Abstract:
Unmanned Underwater Vehicles (UUVs) are being
deployed in advanced applications that require precise
manoeuvring close to complex underwater structures such as
oilrigs and subsea installations or moving objects such as
submarines. The effect of vehicle hydrodynamic parameter
variations is significant in such scenarios and in extreme
conditions the UUV may experience loss of control. In addition,
external disturbances present in these environments degrade the
controllability of the UUV. Adaptive control has been identified
as a promising solution that can improve the controllability in
such situations. Nevertheless, adaptive control is not widely used
within the industry mainly due to the trade-off between fast
learning and smooth control signals. The Command Governor
Adaptive Control (CGAC) has recently been proposed as a better
compromise between the two extremes. In this paper, the
performance of CGAC is investigated in the presence of
measurement noise and actuator dead-zone.
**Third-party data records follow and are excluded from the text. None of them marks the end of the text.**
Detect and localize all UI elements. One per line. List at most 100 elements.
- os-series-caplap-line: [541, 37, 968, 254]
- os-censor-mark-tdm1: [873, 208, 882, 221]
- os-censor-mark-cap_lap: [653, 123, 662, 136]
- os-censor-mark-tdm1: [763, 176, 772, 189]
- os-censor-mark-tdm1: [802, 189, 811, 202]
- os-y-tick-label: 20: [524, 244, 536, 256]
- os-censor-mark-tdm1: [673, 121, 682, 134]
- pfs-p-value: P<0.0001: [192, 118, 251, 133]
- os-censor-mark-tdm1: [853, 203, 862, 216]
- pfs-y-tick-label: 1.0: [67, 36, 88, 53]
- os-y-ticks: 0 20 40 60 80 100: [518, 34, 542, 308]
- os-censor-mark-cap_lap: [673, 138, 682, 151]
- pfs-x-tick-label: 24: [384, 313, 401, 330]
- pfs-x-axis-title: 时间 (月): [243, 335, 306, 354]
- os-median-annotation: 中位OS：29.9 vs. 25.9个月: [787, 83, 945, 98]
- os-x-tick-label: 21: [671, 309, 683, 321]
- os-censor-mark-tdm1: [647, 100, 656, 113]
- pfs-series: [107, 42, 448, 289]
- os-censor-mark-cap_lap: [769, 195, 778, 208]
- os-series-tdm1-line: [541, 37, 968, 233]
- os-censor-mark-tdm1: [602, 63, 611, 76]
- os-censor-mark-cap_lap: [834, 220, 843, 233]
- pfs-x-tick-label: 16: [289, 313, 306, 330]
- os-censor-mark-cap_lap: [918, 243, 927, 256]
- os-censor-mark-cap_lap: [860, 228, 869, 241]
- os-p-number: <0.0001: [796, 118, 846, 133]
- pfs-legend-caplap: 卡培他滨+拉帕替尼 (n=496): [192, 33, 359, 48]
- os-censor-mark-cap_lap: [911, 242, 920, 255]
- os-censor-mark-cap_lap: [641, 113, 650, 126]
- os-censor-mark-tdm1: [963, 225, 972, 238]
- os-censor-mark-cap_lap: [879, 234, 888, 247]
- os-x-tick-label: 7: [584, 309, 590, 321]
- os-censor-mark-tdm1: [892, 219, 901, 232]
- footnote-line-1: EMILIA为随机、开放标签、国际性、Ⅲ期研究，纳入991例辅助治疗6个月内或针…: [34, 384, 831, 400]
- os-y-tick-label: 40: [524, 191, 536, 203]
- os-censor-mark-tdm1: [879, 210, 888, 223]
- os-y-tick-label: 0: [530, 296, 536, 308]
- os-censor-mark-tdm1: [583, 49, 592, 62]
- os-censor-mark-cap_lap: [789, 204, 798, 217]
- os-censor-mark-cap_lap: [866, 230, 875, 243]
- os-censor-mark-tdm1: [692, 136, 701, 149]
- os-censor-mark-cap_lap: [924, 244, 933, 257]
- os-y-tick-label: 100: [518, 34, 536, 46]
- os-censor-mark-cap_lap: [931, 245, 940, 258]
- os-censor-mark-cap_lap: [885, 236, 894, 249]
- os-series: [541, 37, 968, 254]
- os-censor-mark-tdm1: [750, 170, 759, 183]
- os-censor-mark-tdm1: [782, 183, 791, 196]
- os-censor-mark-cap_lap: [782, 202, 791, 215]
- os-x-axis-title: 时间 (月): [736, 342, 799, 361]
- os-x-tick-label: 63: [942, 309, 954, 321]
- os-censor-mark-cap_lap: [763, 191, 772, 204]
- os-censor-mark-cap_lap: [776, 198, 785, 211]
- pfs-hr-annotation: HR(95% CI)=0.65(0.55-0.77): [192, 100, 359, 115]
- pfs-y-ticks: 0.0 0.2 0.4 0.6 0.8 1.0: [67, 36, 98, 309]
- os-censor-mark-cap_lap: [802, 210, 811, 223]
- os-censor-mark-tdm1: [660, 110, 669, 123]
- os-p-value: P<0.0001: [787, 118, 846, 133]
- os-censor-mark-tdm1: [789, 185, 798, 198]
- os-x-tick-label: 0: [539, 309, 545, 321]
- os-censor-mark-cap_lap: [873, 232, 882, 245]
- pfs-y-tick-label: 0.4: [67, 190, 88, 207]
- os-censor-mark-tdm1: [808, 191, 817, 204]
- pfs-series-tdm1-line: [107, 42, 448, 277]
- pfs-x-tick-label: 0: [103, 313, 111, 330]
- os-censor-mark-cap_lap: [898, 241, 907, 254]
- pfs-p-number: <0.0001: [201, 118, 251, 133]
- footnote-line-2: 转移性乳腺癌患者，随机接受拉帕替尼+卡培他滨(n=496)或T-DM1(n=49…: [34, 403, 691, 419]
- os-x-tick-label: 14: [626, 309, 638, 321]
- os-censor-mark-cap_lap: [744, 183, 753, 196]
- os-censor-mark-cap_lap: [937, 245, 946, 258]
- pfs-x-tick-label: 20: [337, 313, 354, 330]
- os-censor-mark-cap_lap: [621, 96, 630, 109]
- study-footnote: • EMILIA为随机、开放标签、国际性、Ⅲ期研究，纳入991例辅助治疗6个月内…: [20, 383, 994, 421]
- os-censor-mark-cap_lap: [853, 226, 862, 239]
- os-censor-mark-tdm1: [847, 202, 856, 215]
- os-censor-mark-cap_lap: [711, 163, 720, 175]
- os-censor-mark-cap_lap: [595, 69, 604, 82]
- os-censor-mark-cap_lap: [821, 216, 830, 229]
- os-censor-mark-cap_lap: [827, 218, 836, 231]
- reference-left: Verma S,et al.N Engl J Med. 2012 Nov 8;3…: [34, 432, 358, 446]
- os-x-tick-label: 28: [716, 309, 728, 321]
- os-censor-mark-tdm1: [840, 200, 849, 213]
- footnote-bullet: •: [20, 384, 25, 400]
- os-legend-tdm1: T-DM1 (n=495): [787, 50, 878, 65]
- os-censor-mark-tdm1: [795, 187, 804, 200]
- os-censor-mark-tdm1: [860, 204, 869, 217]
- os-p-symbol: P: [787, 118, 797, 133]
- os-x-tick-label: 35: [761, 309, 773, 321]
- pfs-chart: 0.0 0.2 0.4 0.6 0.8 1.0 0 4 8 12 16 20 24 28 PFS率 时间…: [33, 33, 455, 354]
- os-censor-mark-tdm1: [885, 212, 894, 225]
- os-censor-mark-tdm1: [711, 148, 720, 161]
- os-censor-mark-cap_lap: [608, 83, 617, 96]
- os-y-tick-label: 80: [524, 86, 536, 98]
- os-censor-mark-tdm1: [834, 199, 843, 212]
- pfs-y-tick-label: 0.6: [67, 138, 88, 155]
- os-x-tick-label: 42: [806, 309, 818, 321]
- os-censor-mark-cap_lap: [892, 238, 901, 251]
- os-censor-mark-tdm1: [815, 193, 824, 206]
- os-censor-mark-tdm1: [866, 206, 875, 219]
Simulation results
show that that the CGAC is highly effective in retaining good
tracking performance even in the presence of significant noise
within the feedback signals and an unknown dead-zone in the
actuator.
Citation:
C. D. Makavita, H. D. Nguyen, S. G. Jayasinghe and D. Ranmuthugala, "Command Governor Adaptive Control for Unmanned Underwater Vehicles with measurement noise and actuator dead-zone," 2016 Moratuwa Engineering Research Conference (MERCon), 2016, pp. 379-384, doi: 10.1109/MERCon.2016.7480171.